Department heads and agency chiefs will have some flexibility to move 'sequester' cuts between accounts and to decide their pacing. But wiggle room is limited under the law, budget experts say.
President Obama on Friday railed against the idea of “arbitrary” across-the-board cuts to federal spending. But the idea is now a budgetary reality.
As a result of a political impasse between Mr. Obama and Congress, the deficit-taming vehicle called the “sequester” is poised to hit the road. So, what does it mean for various government agencies to actually implement this thing? Does the law allow bureaucrats any wiggle room to prevent, say, a predicted shortage of air traffic control workers?
By law, the sequester is designed to cut about $85 billion during the current fiscal year (which ends Sept. 30), half from the defense side of the budget, half from the nondefense side. This will amount to a reduction of 8 percent in the defense budget (excluding for personnel) and 5 to 6 percent on the nondefense side, estimates the Congressional Budget Office.
That said, the budget-trimming mechanism called sequester does give agencies some flexibility, he adds.
First, spending by each federal department is guided by appropriations laws, which often provide a degree of leeway to transfer modest amounts of money from one of a department's “accounts” to another.
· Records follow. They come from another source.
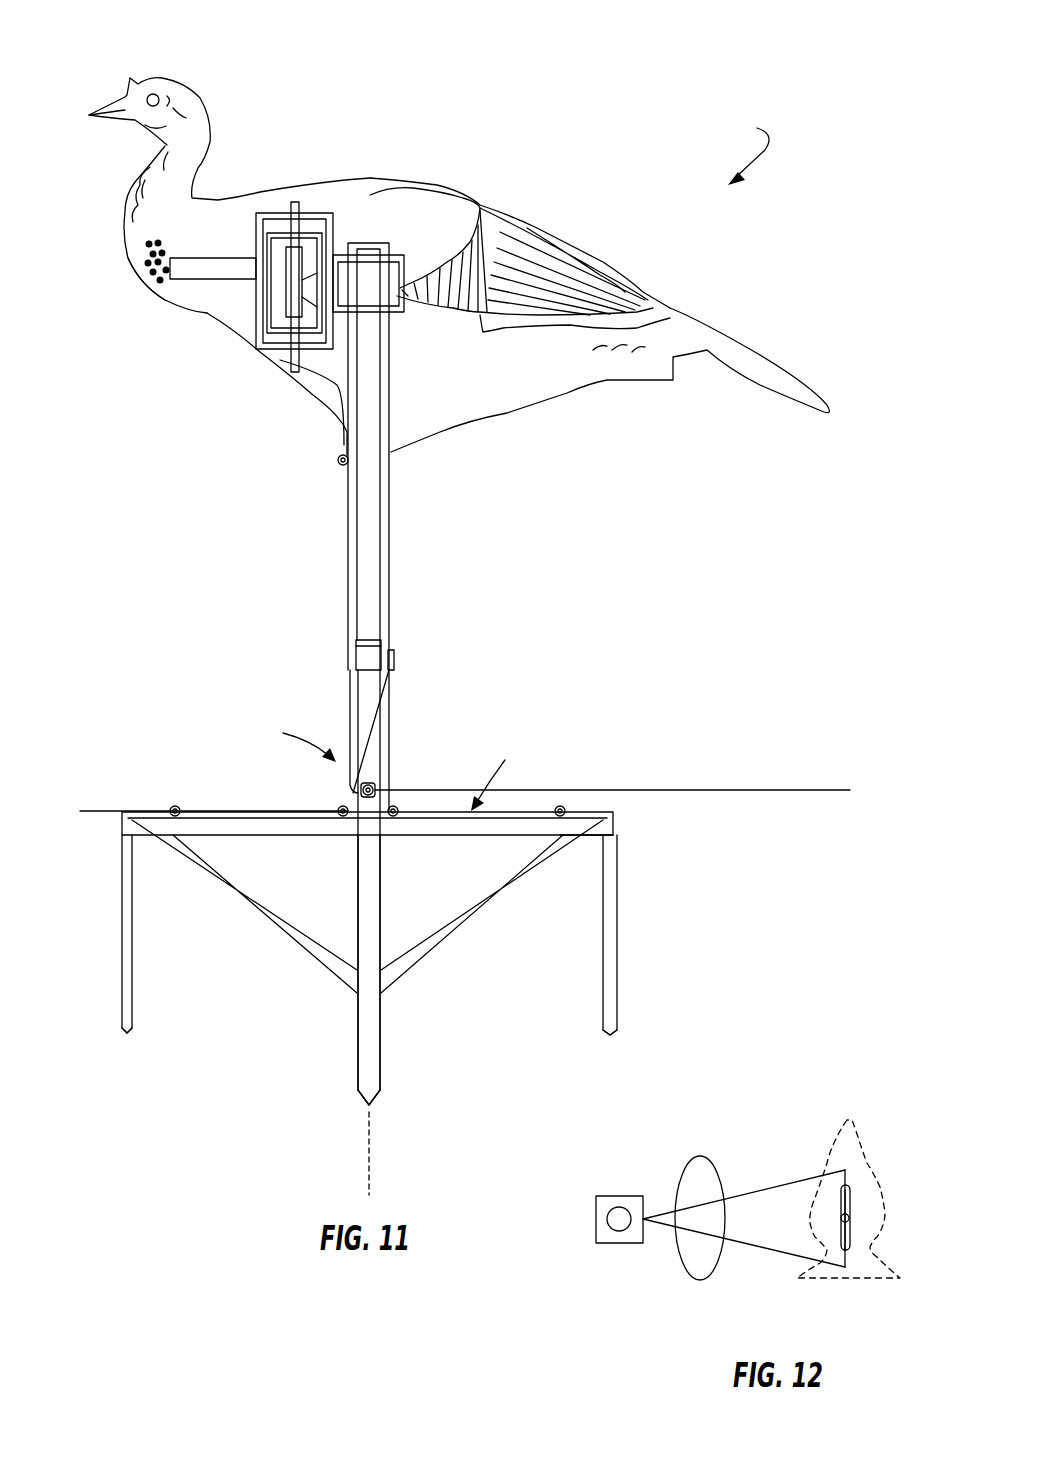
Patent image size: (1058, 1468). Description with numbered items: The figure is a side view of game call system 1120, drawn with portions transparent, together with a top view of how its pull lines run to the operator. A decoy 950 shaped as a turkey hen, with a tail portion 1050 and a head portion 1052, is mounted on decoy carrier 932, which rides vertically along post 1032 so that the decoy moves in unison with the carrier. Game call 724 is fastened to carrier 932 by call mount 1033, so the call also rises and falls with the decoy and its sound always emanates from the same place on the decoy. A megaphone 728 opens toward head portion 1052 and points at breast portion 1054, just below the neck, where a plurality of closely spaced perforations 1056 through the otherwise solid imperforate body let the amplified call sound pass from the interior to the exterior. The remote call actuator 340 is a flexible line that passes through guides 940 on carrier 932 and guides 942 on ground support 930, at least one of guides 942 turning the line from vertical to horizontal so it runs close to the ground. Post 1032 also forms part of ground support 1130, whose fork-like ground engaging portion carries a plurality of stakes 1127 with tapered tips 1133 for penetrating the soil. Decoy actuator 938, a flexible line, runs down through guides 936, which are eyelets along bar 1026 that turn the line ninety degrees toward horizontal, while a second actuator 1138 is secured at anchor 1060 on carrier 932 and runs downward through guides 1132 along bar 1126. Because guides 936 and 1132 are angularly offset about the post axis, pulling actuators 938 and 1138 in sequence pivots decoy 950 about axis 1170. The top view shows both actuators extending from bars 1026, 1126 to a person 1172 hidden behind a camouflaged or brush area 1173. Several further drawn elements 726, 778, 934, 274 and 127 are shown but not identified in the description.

In FIG. 11, the head portion 1052 is at (188, 79).
In FIG. 11, the tail portion 1050 is at (712, 333).
In FIG. 11, the game call system 1120 is at (733, 148).
In FIG. 11, the breast portion 1054 is at (140, 262).
In FIG. 11, the perforations 1056 is at (160, 280).
In FIG. 11, the megaphone 728 is at (220, 282).
In FIG. 11, the bracket housing 726 is at (268, 213).
In FIG. 11, the game call 724 is at (277, 337).
In FIG. 11, the vertical rod 778 is at (293, 365).
In FIG. 11, the call mount 1033 is at (397, 248).
In FIG. 11, the decoy carrier 932 is at (389, 525).
In FIG. 11, the inner tube 934 is at (357, 541).
In FIG. 11, the end cap 274 is at (352, 680).
In FIG. 11, the anchor 1060 is at (393, 660).
In FIG. 11, the guides 940 is at (340, 465).
In FIG. 11, the ground support 1130 is at (294, 731).
In FIG. 11, the actuator 1138 is at (368, 735).
In FIG. 12, the actuator 1138 is at (760, 1247).
In FIG. 11, the post 1032 is at (360, 735).
In FIG. 12, the post 1032 is at (851, 1228).
In FIG. 11, the stake 127 is at (381, 1025).
In FIG. 11, the guides 942 is at (375, 785).
In FIG. 11, the remote call actuator 340 is at (762, 789).
In FIG. 11, the ground support 930 is at (367, 783).
In FIG. 11, the decoy actuator 938 is at (633, 816).
In FIG. 12, the decoy actuator 938 is at (767, 1189).
In FIG. 11, the guides 1132 is at (176, 808).
In FIG. 11, the guides 936 is at (394, 809).
In FIG. 11, the ground engaging stakes 1127 is at (121, 903).
In FIG. 11, the tapered tips 1133 is at (132, 1028).
In FIG. 11, the bar 1126 is at (262, 836).
In FIG. 12, the bar 1126 is at (841, 1192).
In FIG. 11, the bar 1026 is at (430, 836).
In FIG. 12, the bar 1026 is at (838, 1232).
In FIG. 11, the axis 1170 is at (366, 1170).
In FIG. 12, the axis 1170 is at (842, 1218).
In FIG. 12, the person 1172 is at (619, 1195).
In FIG. 12, the camouflaged or brush area 1173 is at (716, 1170).
In FIG. 12, the decoy 950 is at (872, 1172).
For the Department of Defense, for example, one example of an account is Army "missile procurement" and another is Army "ammunition."
A second form of wiggle room is called “reprogramming” within a given budget account. Agencies can move money from one activity or project to another – even though the sequester in theory hits each activity to the same degree. The Army could, for example, spend more on one kind of helicopter and less on another under the account called “aircraft procurement.”